15 Temmuz darbe girişimi sonrasında ilan edilen OHAL, barış akademisyenlerinin olağanüstü hal (OHAL) Kanun Hükmünde Kararnameleri ile kamu görevlerinden ihraç edilmelerinin de yolunu açtı. OHAL, darbe girişimi ve terörle mücadele adı altında pek çok muhalife de hadlerini bildirmenin bir aracı olarak kullanıldı. Tam 398 akademisyen KHK ile ihraç edildi. Bu sayıya işten çıkarılan, istifa veya emekliliğe zorlanan akademisyenleri de dahil ettiğimizde toplamda 549 akademisyenin artık üniversitedeki görevlerine devam edemediklerini görüyoruz. Dahası, üniversitede çalışmalarına engel olunmasının ötesinde, doçentlik aşamasına gelmiş bazılarının doçentlik haklarına el konuldu. Devlet kendi otoritesini, kendi mührünü ve kendi belgelerini tanımayarak, doçentlik sürecinde belli aşamaları geçmiş barış akademisyenlerinin tüm doçentlik süreçlerini yok hükmünde saydı. Anayasa Mahkemesi nasıl OHAL KHK’larının Anayasaya uygunluğunu denetleyemeyeceğine hükmederek kendi varlık sebebini yok ettiyse, Üniversitelerarası Kurul da kendi düzenlemeleri, kendi işlemlerini geriye dönerek yok hükmünde saydı. Yani Yüksek Seçim Kurulu vakasına gelmeden önce biz akademisyenler hak gaspı ve hukukun bizzat onu koruması beklenen kurumlarca nasıl yok edildiğini acı tecrübelerle deneyimledik.

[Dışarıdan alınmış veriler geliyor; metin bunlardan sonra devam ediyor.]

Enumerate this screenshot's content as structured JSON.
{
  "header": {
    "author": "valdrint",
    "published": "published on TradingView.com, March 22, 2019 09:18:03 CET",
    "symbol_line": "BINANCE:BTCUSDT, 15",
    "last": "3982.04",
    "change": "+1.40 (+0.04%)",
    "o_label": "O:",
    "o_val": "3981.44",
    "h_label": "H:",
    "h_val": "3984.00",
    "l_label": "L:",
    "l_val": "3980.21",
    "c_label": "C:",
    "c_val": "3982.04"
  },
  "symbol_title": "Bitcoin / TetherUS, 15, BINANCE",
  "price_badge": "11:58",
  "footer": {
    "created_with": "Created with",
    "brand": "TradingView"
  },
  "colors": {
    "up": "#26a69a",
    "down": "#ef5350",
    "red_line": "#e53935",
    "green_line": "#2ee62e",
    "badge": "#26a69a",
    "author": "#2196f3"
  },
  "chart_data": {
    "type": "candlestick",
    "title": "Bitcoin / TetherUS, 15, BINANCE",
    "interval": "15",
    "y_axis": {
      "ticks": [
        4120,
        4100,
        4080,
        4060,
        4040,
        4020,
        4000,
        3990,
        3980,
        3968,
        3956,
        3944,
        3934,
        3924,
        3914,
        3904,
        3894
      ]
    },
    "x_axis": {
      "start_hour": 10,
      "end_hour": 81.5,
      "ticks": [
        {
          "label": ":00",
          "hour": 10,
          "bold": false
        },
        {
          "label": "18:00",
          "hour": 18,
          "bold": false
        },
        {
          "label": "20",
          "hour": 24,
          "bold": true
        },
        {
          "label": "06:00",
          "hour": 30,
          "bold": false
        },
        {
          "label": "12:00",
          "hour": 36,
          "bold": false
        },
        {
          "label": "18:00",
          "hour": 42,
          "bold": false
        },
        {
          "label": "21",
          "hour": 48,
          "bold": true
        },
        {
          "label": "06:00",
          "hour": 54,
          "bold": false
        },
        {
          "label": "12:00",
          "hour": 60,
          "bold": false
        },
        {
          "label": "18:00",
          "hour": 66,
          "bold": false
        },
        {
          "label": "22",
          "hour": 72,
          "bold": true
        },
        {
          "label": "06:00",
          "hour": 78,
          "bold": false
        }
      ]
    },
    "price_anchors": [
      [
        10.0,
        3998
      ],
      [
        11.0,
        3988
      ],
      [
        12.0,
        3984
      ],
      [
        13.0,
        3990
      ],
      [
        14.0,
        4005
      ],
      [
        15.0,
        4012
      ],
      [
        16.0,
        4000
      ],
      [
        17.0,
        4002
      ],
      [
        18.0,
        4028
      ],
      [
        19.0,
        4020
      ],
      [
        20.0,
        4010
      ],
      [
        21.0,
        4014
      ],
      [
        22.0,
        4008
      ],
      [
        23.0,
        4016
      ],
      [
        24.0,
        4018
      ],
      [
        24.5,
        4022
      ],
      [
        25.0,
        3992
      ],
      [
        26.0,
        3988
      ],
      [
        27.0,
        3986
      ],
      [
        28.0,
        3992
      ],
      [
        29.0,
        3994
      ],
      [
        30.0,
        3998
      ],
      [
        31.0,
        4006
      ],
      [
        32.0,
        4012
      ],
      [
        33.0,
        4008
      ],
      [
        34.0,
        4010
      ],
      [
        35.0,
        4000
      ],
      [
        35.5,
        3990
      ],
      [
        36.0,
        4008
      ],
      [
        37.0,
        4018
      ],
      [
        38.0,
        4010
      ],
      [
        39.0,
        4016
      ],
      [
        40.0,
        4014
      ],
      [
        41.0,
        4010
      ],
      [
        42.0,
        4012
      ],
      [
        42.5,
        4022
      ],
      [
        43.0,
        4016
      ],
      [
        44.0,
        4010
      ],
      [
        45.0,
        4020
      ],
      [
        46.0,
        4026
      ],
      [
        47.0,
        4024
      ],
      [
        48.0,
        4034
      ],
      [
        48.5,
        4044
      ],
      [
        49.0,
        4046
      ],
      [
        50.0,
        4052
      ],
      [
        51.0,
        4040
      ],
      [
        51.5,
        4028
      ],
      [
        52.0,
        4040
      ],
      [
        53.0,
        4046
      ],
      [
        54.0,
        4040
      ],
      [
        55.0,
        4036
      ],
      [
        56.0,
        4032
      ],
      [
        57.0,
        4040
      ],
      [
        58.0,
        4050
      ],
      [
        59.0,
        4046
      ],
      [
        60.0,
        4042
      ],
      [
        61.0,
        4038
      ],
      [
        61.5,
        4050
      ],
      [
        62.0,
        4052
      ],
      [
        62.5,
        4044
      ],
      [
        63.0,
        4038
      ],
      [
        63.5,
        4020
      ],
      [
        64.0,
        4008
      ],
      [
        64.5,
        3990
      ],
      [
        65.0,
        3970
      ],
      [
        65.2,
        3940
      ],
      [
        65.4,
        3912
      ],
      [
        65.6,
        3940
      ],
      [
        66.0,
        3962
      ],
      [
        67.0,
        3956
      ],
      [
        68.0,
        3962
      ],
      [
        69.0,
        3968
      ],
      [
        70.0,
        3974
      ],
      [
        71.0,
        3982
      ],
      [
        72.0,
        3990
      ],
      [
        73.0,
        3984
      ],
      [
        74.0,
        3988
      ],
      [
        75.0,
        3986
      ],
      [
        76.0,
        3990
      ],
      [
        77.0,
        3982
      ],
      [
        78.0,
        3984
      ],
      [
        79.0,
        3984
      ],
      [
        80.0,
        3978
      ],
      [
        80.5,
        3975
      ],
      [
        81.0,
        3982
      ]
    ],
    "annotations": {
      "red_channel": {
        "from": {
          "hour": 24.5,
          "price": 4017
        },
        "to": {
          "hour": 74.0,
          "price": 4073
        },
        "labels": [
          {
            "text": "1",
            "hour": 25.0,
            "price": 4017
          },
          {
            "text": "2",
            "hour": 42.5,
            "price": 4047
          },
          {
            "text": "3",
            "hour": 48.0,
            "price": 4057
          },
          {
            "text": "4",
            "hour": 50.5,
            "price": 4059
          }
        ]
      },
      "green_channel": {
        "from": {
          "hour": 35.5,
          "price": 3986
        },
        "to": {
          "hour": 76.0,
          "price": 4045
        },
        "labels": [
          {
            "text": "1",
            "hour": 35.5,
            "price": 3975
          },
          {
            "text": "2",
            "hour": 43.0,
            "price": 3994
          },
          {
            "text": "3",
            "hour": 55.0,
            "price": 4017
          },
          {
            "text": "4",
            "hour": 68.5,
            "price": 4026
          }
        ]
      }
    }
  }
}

OHAL’in kaldırılmasından sonra da bu tasarruflar hüküm doğurmaya devam etti. Akademisyenler işlerine geri dönemedi. Dahası kamu görevlerinden ihraç edilmelerinin yanı sıra, OHAL KHK’sında bile yer almadığı halde, tümüyle keyfi bir biçimde seyahat özgürlüklerine engel olundu. Pasaportlarına el kondu ve yenisi verilmedi. 12 Eylül döneminde bile görülmeyen bu benzersiz uygulama, hukukun egemen gücün elinde nasıl keyfi bir biçimde göstermelik bir araca dönüştüğünün, adalet ve hukuka uygun hareket etmesi gerekenlerin ise nasıl siyasal gücün temsilcisi haline gelebildiklerini göstermektedir. Yüzlerce akademisyen yurtdışında mesleki yaşamlarını sürdürebilecek iken pasaport haklarını yitirmeleri dolayısıyla Türkiye’de işsizliğe ve açlığa mahkum edildi. Pek çok meslektaşımız ailelerinin desteği ile güçlükle yaşamlarını sürdürmekte. Pek çoğu kendi yetenek ve yetkinliklerine uygun olmayan geçici işlerle hayatını kazanmaya çalışmakta.

Seyahat hakkının gasp edilmesi, KHK’lıların özel bir kod ile fişlenmesi, TC kimlik numaralarının çarşaf çarşaf listelenmesi kimi yerlerde gündelik yaşamları oldukça zorlayan gelişmelere zemin hazırladı. Zor günler geçirildi, evler dağıldı, evler taşındı, yerler değiştiği ama yeni yerler de kurulmaya başlandı. Yerinden edilmek, daha önce bulunduğunuz yere mesafelenmek, yeni yer kurmak, ayakta durmak bunların hepsi çok önemli deneyimler. Hafızalarımızdan asla çıkmayacak bazı anlar demek. Yer değiştirmek aynı zamanda çevremizdeki her şeyin, tüm dengelerin de yer değiştirmesi demek. Zor ama öğretici bir deneyim…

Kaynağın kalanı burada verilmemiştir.